Bu sezonda ilkine nazaran Mo’nun kafasının içine daha çok giriyoruz. Mo’nun hayalleri, rüyaları her bölümde gerçek üstü bir şekilde kendine yer buluyor. Bu defa göçmen meselesi dramın dozunu artırıyor ama Mo’nun her şeyi tek başına ve kendi yöntemleriyle halletmeye çalışma hırsı komedi kısmını güçlü tutuyor.

Dizi 6 Ekim 2023 tarihli bir bölümle, özellikle dikkatli izleyicilerin dikkatinden kaçmayacak bir ayrıntı ile bitiriliyor. Mo tüm bürokrasiyi aşarak ailesiyle Filistin’e ziyarete gidiyor. Elbette İsrail’in sert yüzünü bu bölümdeki sahnelerde görüyoruz. Ama hikâye 7 Ekim’den bir gün önce havaalanında bitiyor. Mo Amer, The Guardian’a verdiği söyleşide “Sezonu 7 Ekim’den sonraki bir döneme yerleştirseydik, tüm diziyi ele geçirmiş olurdu” diyor. Bu bana daha çok 7 Ekim’den rol çalmamak için yapılmış gibi geldi.

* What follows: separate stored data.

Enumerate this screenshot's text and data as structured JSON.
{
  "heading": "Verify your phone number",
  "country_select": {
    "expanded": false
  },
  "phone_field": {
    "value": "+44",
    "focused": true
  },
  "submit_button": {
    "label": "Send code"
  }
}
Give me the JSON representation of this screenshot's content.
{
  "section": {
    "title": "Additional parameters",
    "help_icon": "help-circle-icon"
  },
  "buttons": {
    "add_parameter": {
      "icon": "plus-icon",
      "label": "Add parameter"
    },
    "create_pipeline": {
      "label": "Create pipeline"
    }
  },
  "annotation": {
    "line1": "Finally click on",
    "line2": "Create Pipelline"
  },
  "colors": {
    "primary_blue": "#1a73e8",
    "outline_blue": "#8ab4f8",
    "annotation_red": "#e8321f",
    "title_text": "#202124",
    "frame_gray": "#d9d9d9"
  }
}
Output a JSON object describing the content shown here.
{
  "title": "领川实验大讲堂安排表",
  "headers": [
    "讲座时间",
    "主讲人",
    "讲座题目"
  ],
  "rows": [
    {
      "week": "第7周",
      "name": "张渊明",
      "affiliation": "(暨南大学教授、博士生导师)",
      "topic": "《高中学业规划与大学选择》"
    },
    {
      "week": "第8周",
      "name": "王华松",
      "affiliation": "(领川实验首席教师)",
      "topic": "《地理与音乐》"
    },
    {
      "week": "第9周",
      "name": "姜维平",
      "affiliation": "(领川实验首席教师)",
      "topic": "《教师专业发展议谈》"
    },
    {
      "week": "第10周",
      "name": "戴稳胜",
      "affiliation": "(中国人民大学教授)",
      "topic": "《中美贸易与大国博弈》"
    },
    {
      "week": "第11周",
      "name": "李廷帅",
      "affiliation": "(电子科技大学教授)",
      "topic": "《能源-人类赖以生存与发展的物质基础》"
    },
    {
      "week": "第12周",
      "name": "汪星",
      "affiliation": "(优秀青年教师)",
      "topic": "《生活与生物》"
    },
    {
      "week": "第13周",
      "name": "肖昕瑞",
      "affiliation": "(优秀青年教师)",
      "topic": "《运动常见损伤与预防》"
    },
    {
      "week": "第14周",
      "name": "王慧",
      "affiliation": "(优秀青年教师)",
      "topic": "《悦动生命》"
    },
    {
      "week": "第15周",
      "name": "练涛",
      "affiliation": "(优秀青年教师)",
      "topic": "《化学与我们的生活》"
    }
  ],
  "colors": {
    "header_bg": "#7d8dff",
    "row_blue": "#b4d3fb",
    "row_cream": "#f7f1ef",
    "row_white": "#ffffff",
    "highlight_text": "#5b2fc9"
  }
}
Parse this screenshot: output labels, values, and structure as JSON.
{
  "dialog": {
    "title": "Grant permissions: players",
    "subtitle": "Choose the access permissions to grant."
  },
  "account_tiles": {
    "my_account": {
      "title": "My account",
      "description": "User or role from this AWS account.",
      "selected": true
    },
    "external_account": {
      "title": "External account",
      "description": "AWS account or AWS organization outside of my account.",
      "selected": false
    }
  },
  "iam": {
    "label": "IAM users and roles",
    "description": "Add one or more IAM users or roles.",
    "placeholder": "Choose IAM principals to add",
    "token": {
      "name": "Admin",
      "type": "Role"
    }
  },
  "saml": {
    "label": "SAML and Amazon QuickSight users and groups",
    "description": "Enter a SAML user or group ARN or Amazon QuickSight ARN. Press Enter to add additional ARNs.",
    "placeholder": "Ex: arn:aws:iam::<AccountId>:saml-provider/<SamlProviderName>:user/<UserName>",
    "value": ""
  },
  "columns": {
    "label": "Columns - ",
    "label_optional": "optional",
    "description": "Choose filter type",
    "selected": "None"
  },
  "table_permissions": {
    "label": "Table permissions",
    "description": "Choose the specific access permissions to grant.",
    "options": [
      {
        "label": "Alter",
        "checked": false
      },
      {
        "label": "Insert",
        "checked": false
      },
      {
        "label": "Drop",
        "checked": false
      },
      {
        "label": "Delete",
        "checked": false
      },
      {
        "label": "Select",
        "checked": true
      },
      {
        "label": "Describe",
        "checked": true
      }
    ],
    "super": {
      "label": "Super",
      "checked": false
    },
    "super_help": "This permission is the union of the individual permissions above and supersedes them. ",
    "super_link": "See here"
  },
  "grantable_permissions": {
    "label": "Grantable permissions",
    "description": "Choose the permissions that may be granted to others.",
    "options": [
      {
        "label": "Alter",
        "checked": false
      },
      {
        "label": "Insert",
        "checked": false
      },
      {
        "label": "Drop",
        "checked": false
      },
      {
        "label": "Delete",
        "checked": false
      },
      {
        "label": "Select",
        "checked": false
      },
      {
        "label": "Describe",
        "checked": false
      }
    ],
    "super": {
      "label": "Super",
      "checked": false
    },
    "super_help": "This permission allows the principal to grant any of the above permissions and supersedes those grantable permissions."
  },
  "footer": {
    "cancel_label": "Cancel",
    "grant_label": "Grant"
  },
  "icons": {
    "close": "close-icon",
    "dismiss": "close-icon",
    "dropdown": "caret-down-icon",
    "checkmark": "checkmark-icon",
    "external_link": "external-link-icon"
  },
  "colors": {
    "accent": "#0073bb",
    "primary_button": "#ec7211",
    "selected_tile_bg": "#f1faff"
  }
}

Çünkü ateşkese rağmen durmayan bir savaş var ve korkunç bir soykırım yaşandı. Her ne kadar Mo zaten benzer bir süreçten dolayı Amerika’da yaşasa da Filistinlilerin kendi topraklarında yaşadıklarıyla kıyaslanmayacak koşullardaydı.

Ama bunun yerine bu eşitsiz savaşın sürdüğü tüm o atmosferin izlerini daha çok taşıyana bir sezondu. Örneğin Mo, sınır dışı ediliyor ama Filistin tanınmadığı için “vatansız” sayılıyor ve bir yere yollanamıyor. Yine Mo, Meksika’da büyükelçi ile bir tartışma yaşıyordu. Burada İsrail ve Filistin arasındaki durumun bir “çatışma” olmadığını, çatışma olabilmesi için iki tarafın da eşit olması gerektiğini vurguluyordu Mo. Hatta bu yüzden geçici pasaport hakkını da kaybediyordu. Başta da dediğim gibi ikinci sezon bu anlamda sözünü bir şekilde söylüyor ve daha politik bir zeminde duruyor.